You should never drink tap water in Moscow or any other part of Russia. It is not safe to drink and may cause, among many other problems, Giardiasis, a severe stomach parasite infection (especially common in St. Petersburg.) Many Muscovites will not drink tap water even after boiling it; it’s best to follow suit and use bottled water, which is easily available, for drinking water, tea, coffee, and soups.
The rapid spread of HIV is a serious problem in Russia, and, as in all countries, you should take precautions against this and all other sexually transmitted diseases.
Tuberculosis, including drug-resistant tuberculosis, is a growing concern. However, infection does not spread easily if you’re not living with someone carrying it – meaning you would have to spend a long time in a closed environment with an infected person to be at risk. The best precaution against tuberculosis is to avoid long-term and repeated exposure to high-risk areas such as prisons, homeless shelters, or poorly equipped hospitals. If you are especially concerned because your work requires you to spend time with high-risk populations, or because you have a weakened immune system, consult your doctor about routine skin test screening.

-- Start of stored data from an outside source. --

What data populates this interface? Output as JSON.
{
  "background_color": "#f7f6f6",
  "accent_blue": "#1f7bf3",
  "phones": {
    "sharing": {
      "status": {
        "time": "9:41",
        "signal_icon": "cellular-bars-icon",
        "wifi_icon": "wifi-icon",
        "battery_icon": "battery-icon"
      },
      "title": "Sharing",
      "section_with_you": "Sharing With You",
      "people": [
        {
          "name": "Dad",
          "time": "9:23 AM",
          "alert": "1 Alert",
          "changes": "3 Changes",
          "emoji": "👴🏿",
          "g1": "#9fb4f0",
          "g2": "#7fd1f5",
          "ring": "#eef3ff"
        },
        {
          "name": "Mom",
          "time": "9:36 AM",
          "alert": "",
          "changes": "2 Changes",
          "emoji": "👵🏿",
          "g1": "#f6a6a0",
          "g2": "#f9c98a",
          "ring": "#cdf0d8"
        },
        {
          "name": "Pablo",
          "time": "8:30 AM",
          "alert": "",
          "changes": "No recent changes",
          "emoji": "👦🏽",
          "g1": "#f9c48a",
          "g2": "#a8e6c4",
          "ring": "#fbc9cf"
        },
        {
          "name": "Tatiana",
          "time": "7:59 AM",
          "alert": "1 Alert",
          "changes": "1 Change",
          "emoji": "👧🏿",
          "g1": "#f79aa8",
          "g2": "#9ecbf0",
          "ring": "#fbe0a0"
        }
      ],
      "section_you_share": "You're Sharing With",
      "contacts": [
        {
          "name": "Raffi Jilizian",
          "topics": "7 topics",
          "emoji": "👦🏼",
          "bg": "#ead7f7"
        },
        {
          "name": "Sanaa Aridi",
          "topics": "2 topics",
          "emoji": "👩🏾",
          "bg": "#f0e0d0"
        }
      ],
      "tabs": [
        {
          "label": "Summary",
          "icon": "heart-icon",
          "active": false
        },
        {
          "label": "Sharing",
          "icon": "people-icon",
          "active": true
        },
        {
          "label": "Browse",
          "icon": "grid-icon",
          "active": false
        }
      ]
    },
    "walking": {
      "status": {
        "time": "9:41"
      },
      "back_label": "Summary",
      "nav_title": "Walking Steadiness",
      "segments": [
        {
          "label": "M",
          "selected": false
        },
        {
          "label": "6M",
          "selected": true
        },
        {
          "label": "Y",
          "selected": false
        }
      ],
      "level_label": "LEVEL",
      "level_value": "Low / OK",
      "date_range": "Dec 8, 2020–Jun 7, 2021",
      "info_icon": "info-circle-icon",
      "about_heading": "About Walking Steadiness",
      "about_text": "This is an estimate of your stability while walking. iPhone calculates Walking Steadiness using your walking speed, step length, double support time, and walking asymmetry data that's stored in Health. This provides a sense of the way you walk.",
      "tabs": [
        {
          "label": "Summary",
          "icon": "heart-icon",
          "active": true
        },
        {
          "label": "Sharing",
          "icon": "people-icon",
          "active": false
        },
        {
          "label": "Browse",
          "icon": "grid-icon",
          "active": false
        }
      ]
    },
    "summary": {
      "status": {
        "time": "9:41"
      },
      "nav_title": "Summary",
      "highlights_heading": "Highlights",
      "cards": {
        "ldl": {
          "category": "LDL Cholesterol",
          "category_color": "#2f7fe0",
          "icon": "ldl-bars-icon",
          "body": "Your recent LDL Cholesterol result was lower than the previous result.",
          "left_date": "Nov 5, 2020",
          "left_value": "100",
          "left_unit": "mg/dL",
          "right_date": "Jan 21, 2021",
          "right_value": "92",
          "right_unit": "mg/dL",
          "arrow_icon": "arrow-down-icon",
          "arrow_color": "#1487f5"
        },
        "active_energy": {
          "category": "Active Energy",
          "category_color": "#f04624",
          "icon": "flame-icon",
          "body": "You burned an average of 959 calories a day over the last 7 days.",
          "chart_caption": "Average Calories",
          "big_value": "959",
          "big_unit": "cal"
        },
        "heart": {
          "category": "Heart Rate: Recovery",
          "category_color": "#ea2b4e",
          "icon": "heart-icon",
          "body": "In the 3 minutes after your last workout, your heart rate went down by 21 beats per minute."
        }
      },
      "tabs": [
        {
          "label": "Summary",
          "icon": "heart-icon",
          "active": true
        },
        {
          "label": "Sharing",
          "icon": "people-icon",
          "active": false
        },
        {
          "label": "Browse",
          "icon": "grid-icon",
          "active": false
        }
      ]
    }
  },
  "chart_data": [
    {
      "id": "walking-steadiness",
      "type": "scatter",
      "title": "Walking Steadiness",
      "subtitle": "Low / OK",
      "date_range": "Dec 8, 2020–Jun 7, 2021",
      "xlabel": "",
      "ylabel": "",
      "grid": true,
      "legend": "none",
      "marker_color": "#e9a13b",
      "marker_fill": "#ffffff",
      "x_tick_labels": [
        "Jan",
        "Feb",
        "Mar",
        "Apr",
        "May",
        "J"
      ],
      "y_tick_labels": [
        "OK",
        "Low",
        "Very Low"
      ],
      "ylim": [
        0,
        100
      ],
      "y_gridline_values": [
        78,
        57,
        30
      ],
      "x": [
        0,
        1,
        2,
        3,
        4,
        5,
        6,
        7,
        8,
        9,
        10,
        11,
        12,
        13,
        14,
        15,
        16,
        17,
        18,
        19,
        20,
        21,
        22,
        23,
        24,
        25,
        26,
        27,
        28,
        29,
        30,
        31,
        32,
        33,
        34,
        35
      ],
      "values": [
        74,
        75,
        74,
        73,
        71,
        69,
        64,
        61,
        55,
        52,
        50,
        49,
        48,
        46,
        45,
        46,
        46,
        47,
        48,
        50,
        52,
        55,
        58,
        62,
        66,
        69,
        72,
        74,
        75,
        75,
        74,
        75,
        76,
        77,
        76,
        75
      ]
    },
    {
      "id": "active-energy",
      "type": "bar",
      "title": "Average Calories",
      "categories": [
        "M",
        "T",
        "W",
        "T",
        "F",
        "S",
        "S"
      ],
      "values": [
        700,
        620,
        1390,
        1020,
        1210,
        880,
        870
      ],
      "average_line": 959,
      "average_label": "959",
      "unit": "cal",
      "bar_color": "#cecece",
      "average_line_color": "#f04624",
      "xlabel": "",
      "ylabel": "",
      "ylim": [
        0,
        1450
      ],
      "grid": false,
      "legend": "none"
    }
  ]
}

Testing and Medical Certificates
For work permits and other common processes, such as getting a driving licenses or moving into a university dormitory, you will be required to obtain medical certificates proving you are free of any number of common and uncommon diseases ranging from TB (chest x-ray required) to leprosy. These certificates are usually cheapest and easiest to obtain by undergoing the tests at a public clinic in Moscow, but can also be obtained at private clinics. You should not try to get them in your home country, because they will probably not be accepted by the government authority in question (except for the HIV certificate for visas).